1 = 1310660707800 (begin time) long
2 = 1310660707900 (end time) long
3 = 200.0 (min) double
4 = 200.0 (max) double
5 = 200.0 (total) double
6 = 1 (count) long
7 = 10006 (sched id)
8 = /bar
Comment 15 John Mazzitelli 2011-07-14 13:55:55 EDT
unsure why this query has that subselect but is appears the parameter being bound is getting fixed for the batch (not getting substituted for each individual query in the batch).

Here's what we are going to use now, the 4 failing tests are passing with this (notice we removed the rhq_number join, don't see a need for that, plus we removed the sub-select and just use "key" entity in where clause):

    private static final String CALLTIME_VALUE_INSERT_STATEMENT = "INSERT /*+ APPEND */ INTO " + DATA_VALUE_TABLE_NAME
        + "(id, key_id, begin_time, end_time, minimum, maximum, total, count) "
        + "SELECT %s, key.id, ?, ?, ?, ?, ?, ? FROM " + DATA_KEY_TABLE_NAME
        + " key WHERE key.schedule_id = ? AND key.call_destination = ?";
Comment 16 John Mazzitelli 2011-07-14 14:09:57 EDT
running tests on jenkins to see if this fixes it. Will move to ON_QA once done.

here's how to test:

1) you MUST be using Oracle 11g ENTERPRISE edition! Oracle XE versions are not good enough - they do not exhibit the bug - must use *Enterprise* Edition

2) import two resources into inventory that support calltime data (you can use two EJBs from under the RHQ Server resource - so just import RHQ Server resource and you'll use two of its Session EJBs) Pick two EJBs that are used alot - like the SubjectManagerBean and the AuthorizationManagerBean)

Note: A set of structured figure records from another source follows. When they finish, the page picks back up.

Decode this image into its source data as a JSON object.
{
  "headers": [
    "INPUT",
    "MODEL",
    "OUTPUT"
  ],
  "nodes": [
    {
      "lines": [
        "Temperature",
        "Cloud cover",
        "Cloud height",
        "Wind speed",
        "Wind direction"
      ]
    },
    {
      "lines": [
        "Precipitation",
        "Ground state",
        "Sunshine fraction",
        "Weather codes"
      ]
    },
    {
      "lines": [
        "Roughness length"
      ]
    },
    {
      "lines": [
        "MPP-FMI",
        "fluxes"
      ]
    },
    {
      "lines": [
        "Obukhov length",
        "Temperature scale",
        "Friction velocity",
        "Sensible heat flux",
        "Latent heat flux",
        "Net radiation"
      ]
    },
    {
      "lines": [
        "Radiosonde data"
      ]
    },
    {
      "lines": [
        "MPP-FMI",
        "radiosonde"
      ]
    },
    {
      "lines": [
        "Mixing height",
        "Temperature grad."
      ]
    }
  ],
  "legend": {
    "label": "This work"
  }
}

3) Enable calltime metric for both resources and make sure they run at the same interval. I would set the collection interval to 30s (the lowest possible) to ensure the best possibility that both resources' calltime data will be sent in the same report.

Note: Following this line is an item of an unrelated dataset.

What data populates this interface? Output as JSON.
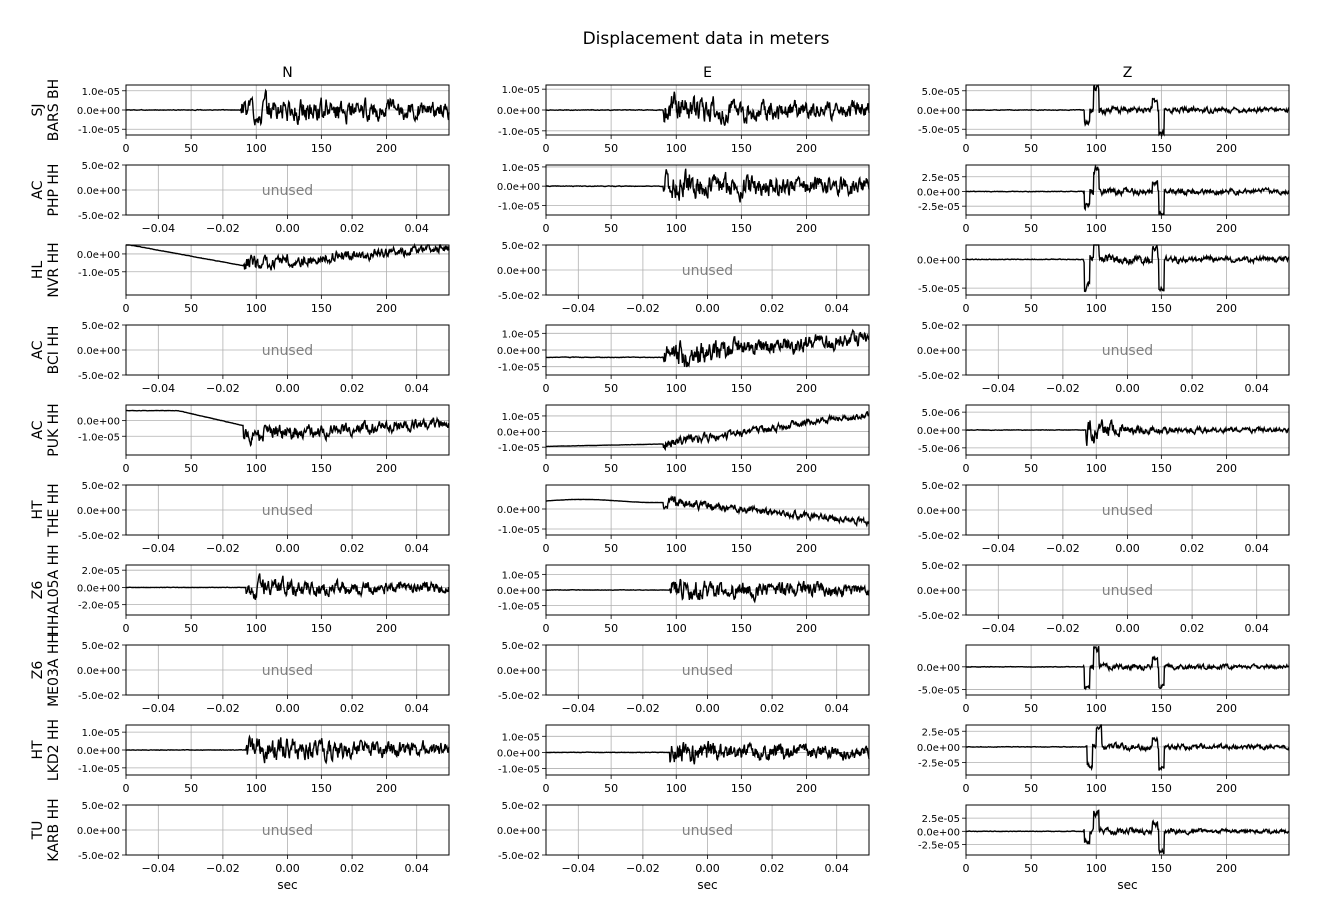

4) If you are using RHQ Server's EJB resources, start clicking aroudn the UI alot, make sure yuo hit pages that require you to be auth'ed to see things - like resource tabs (inventory, measurement, configuration, etc).

5) after several minutes, go check that you have calltime data in both of the resources.

If you see calltime data for both resources, we can assume this bug is fixed.
Comment 17 Mike Foley 2011-10-03 13:16:21 EDT
there is an automated test for this ... and the test is passing.
Comment 18 Heiko W. Rupp 2013-09-02 03:18:10 EDT
Bulk closing of issues that were VERIFIED, had no target release and where the status changed more than a year ago.